First, the "silent knower" comprised only 2% of the survey group of 135 women--these women were deprived socially, economically, and educationally, which is why they viewed words as weapons to diminish people. Thus these women did not tend to have dialogue within themselves (pp. 24-25). They tended not to have confidence to learn from either experience or words (p. 26). They did not seem to relate to others in a sense of "we-ness" (p. 27). Such women tended to receive the labels as immature, impulsive, acting-out, hyperactive, delinquent, and of a short attention span (p. 28). This woman is common in Third World countries, and must be integrated with more developed women in order to open her horizons. An approach to this kind of woman would be "to speak" to her through actions of kindness and generosity.
Second, the "received knower" sees ideas as concrete and falling into dualistic modes (right/wrong, true/false, etc.)--these women are apt "to see the emperor in full regalia" because they conform to authorities as sources of truth (pp. 37-38), and these authorities (usually male--p. 45) are infinitely capable of receiving knowledge and retaining the "right answer" with impeccable precision (p. 40). Paradox is therefore inconceivable to these women, which is why they have trouble with understanding poetry, for example (pp. 41-42). They strive to subordinate their own actions to the symbolic representations of the good that they are able to hear in the voices of others (p. 46). These women are thus followers--they look to others as their "fount of truth," and therefore need "midwife teachers" (pp. 217-19) in order to put these women into conversation with other voices past and present.
Third, the "subjective knower" views the fountain of truth as within, and, therefore, can negate the answers of the outside world (pp. 54, 61, 69). (One-half of the 135 women interviewed were in this category--p. 55.) She distrusts logic, analysis, abstraction, and even language (p. 71). These women tend to come from families that were less advantaged, more permissive, more chaotic than the average (p. 56), which is why they tend not to have a coherent, reflective moral maturity (p. 77): they thus have no clear self-concept, but yet at the same time tend to be positive, as they are open to novelty or to the curious (pp. 82, 84). On the one hand, they tend to have a negative view of male authority, because such figures were either absent in their lives or were sources of emotional, sexual, and/or verbal abuse (pp. 57-59, 79). This is why they tend to rely on female peers, mothers, sisters, and grandmothers for knowledge and truth (p. 60). Such women are best influences by life stories to convey knowledge.

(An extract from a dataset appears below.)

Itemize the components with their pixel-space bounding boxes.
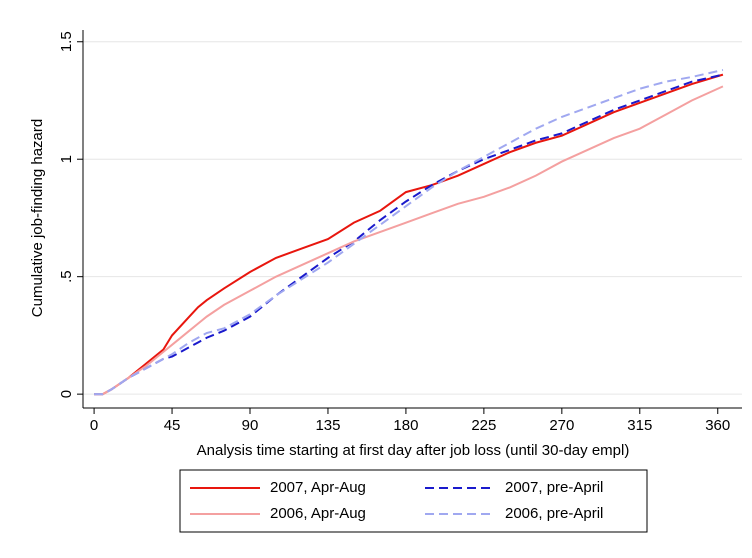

Fourth, the "procedural knower" is well practiced at the art of being a university student (p. 87). These women tend to be privileged, white, young academics--their outlook on life tends toward the worship of "methodolatry," because they tend toward "the chilling academic analyses of problems" (pp. 87, 93-95). They do not accommodate knowledge; instead they assimilate it (p. 123), because they know that intuition or "gut feelings" may deceive; that is, some truths are truer than others, etc., and hence they rely heavily on procedures, skills, techniques (pp. 93-94, 99). They place form over substance (pp. 95, 97), which is why they tend to feel like chameleons or frauds (pp. 124, 129). The subcategory of the "separate procedural knower" tends toward impersonal rules, impersonal reason, and a sense of justice; and these women tend to be tomboys--and so are tough-minded women who seek to weed out their biases from knowledge so as to arrive at the flower of pure reason (pp. 101-104, 109). To them, using doubt as a way to test knowledge is not a good game, and is actually taken personally (p. 105). The other subcategory is the "connected knower" in this context tends toward care and relationships with a capacity for empathy in others (pp. 101-02, 113). Again, form rather than content is central, and thus (to use a double negative) nothing human would be alien to them (pp. 115-17) For these women, one must be careful not to make light of disagreements in those cases where form (the superficial?) dominates substance. (For these women, they must learn that inductive logic is the art and deductive logic is the science, for which the procedural knower would tend to depend too heavily.)
Finally, the "constructed knower" maintained the voice of integration--she brought together reason, intuition, and the expertise of others (pp. 133-34) with an open mind and open heart (p. 141). She was articulate, reflective (p. 134), and was seriously preoccupied with the moral and spiritual dimensions of her life (p. 150). This woman had a high tolerance for internal contradiction and ambiguity (p. 137) because truth was a matter of context (p. 138-39). She could recognize an expert as one who appreciated the complex but who maintained an air of humility about their knowledge (p. 139). These women may find intimate relationships difficult to maintain, especially if they speak their minds (p. 140). These women aspire to the kind of work that contributes to the empowerment and improvement in the quality of the lives of others (p. 152). These women are the self-actualizers, who emphasize the complexity of problems and ones responsibility to use knowledge to help others (and not just to help ones self).
Interestingly the book highlighted that of 135 women surveyed, half disclosed that there were victims of some form of incest or sexual abuse, and that these life experiences had an effect on their perceptions of the male gender. This book was fascinating, and difficult to put down -- certainly a must read.